Higher seminar: “Monet’s Pond in Tokyo: Cosmopolitan Dynamics of Urban Ecological Conservation”

Seminar

Date: Thursday 25 August 2022

Time: 09.00 – 11.00

Location: Södra huset (F6) and online

Speakers: Ewa Machotka, Associate Professor in Japanese Studies/Art History at Stockholm University and Takehiro Watanabe, Associate Professor in Anthropology/Global Studies at Sophia University Tokyo.

Zoom-ID for online attendance: https://stockholmuniversity.zoom.us/j/3440507571 

To interested parties outside of the Department: please register with Jaqueline Berndt (jberndt@su.se) to allow access, and indicate whether you wish to participate in person or online.

Speakers: Ewa Machotka, Associate Professor in Japanese Studies/Art History at Stockholm University and Takehiro Watanabe, Associate Professor in  Anthropology/Global Studies at Sophia University Tokyo.

Abstract

Aesthetic categories such as the beautiful and the picturesque have exerted considerable influence on the development of environmental attitudes and the creation of green spaces such as nature reserves and city parks. But what exactly is that role in urban water conservation practices today and how does it interplay with environmental ethics?

This seminar introduces the case of a social media influencer who likened the community-based conservation project at Inokashira Pond in Tokyo to the water lily paintings of the French artist Claude Monet (1840-1926), as a shorthand for a waterscape that is both exquisite in its beauty and healthy in its ecological balance. Behind this casual commentary is a long and tangled global history of aesthetic attitudes concerning the natural world, much of which have informed the design of urban parks and gardens, the visual arts, and the practices of cultivating plant and animal species.

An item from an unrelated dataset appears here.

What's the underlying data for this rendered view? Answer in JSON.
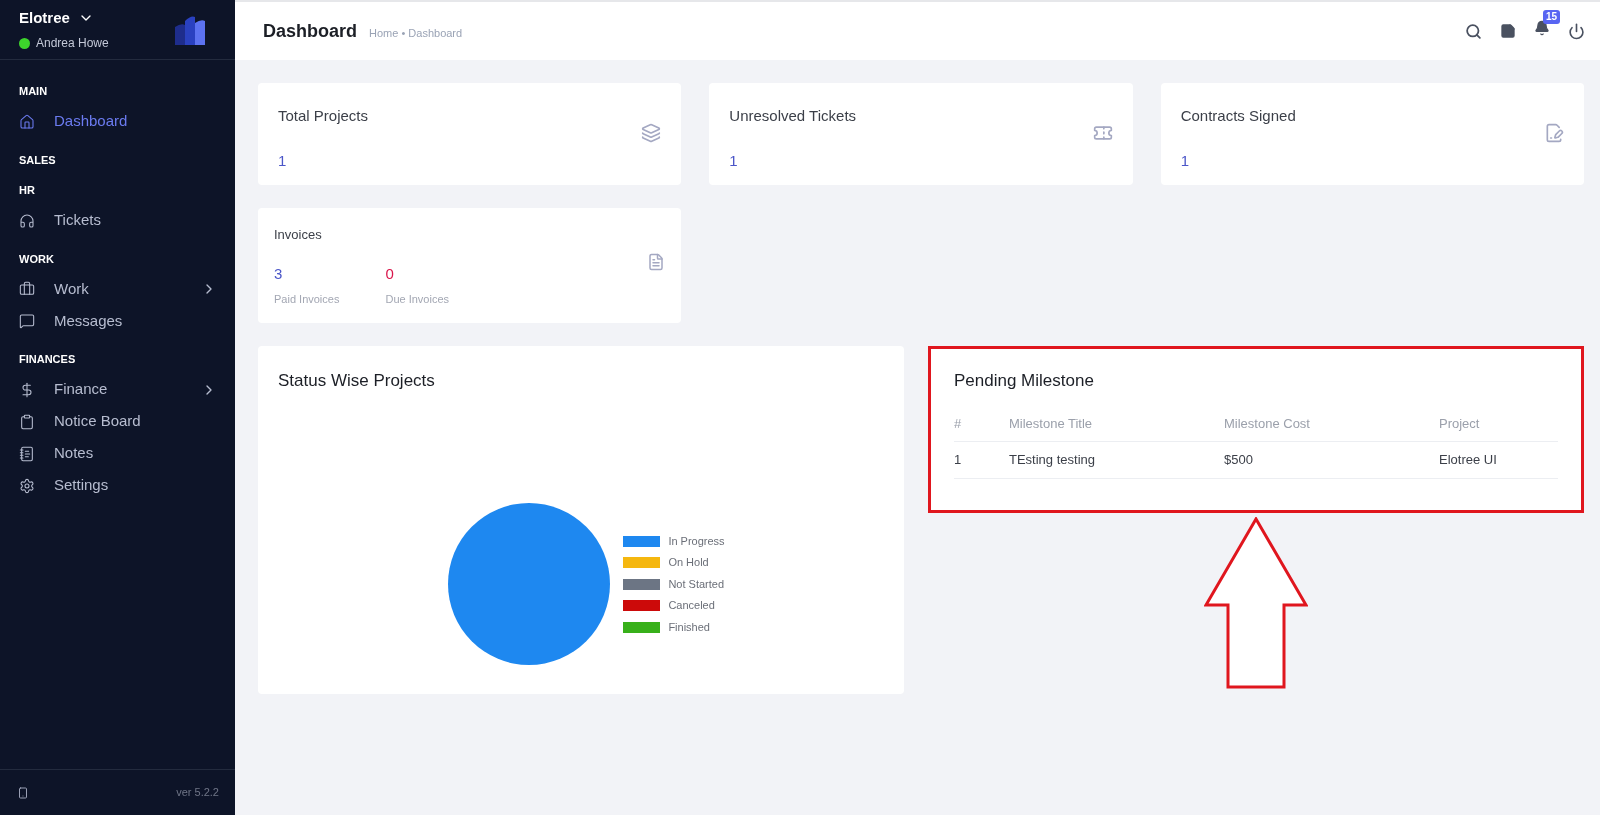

Against this backdrop key nodes in the history of this cosmopolitan exchange between Monet’s pond in Giverny and the pond in Tokyo are examined. We locate the initial moment of exchange in Japonism, the global popularity of Japanese gardens, and the use of Western principles in Japanese park design, and contextualize these phenomena in the global horticultural trade. By attending to the history of the particular interplay between ideas, art objects, and life, we offer to elucidate the cosmopolitan dynamic and tensions between aesthetics and ethics in today’s urban ecological conservation initiatives.